I don't understand the question. How does it not make sense. First you say it sounds like I am discussing websites, then I agree that yes, exactly I am. Ultimately when we are talking about what google is doing here, we are talking about how they rank web sites in the search results right??..

Comment #30

Hmm...

I just reread the article..

It says.

"They've begun NOT giving as much consideration to domains registered for just a year, thinking they might be spammers, making a quick hit and then they're out of here. If they see you're registered for 5 years, then you must be a serious business that has planned on being around for quite a long time.".

It does not say registered for 5 years into the future, just registered, so I think they simple mean a HostGator registered since 2000 is given more weight then one registered in 2005..

Edit: never mind, I was wrong above that he does say just that, that it is for how long the HostGator is registered into the future. Not sure how valid that will be for them, since most just renew yearly that I know of..

BTW, I would like to experiment with this and try out a dmoz clone that lists domains in order of year of registration. Anyone want to help by lending my some IP's to do whois from?..

Comment #31

Don't bother, parrot. This article was just planted by a Verisign shill to encourage people to buy 100 year registrations..

Comment #32

Lol, too bad they don't show up in the whois...

Comment #33

Nice post thanks for the info - adding some rep..

Comment #34

Nice article. never really thought about that would even hav an effect..

Comment #35

Wow, I think you are going a little overboard their.

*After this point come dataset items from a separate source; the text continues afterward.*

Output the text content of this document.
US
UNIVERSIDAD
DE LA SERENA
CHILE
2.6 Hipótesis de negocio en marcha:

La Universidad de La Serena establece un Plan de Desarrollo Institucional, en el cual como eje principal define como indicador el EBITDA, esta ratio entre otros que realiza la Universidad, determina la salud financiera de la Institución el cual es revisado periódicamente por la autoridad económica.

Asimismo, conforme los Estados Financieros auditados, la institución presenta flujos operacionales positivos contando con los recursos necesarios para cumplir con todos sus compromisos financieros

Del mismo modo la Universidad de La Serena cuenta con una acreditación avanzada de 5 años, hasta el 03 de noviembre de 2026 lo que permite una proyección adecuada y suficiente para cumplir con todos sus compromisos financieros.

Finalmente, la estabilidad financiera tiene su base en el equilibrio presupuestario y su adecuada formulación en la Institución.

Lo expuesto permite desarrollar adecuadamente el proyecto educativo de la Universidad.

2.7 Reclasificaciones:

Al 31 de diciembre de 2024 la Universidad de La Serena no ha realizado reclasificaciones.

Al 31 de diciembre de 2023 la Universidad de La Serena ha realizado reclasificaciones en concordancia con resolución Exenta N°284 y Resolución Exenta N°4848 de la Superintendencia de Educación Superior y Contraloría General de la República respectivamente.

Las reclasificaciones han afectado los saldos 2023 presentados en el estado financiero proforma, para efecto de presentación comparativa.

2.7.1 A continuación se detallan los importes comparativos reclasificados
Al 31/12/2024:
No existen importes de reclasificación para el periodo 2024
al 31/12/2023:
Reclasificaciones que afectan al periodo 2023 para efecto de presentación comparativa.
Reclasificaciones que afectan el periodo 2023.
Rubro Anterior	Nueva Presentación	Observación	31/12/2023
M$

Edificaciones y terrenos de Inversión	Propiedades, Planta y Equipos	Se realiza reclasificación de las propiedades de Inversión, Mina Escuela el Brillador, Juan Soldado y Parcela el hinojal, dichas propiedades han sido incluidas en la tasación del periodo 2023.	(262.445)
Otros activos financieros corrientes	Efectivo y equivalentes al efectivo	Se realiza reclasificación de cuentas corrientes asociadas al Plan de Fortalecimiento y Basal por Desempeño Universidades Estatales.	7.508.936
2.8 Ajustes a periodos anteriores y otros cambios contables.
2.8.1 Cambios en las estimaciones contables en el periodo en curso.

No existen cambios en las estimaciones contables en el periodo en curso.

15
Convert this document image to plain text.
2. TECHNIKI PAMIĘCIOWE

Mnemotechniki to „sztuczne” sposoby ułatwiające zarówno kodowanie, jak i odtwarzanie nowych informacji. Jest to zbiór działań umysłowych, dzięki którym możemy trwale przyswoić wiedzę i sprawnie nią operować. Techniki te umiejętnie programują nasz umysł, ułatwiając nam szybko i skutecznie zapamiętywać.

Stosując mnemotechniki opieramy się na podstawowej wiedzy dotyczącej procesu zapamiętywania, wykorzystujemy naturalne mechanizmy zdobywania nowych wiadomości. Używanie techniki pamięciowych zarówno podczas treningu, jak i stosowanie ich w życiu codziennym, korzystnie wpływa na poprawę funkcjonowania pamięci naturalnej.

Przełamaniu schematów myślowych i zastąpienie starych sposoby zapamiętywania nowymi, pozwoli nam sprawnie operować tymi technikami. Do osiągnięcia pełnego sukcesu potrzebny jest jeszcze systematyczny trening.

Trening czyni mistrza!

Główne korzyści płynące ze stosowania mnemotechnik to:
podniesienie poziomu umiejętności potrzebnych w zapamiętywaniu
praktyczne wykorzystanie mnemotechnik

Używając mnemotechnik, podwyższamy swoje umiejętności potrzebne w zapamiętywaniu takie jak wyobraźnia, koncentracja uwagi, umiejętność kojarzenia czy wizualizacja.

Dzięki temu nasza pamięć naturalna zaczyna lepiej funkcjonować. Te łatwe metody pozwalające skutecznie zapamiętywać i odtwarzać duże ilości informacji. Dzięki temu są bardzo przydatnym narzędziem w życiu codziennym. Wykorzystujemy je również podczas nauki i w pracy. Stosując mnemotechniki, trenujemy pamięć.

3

Any developed website that deserves to be in the high rankings will surely have the $50 to register a HostGator for a couple years more..

Also, it's not like the money is going to waste, it's extending your registration, and saving you money in the long run..

I think it's quite a smart idea, and while I hate the fact that I will have to shell out more money, it is worth it in the long run...

Comment #36

It really only affects websites that are being developed. Just buying domains for reselling obviously isn't affected by this...

Comment #37

Comon guys why showld you register.

Have it 4 9 years then renew..

Comment #38

Even us ordinary mortals are allowed to make up to 60 whois queries per rolling minute..

Comment #39

I think their is a little misconception here too. You don't have to register for 10 years. I think you are only penlised if you are less than 1 year, or maybe 2...

Comment #40


This question was taken from a support group/message board and re-posted here so others can learn from it.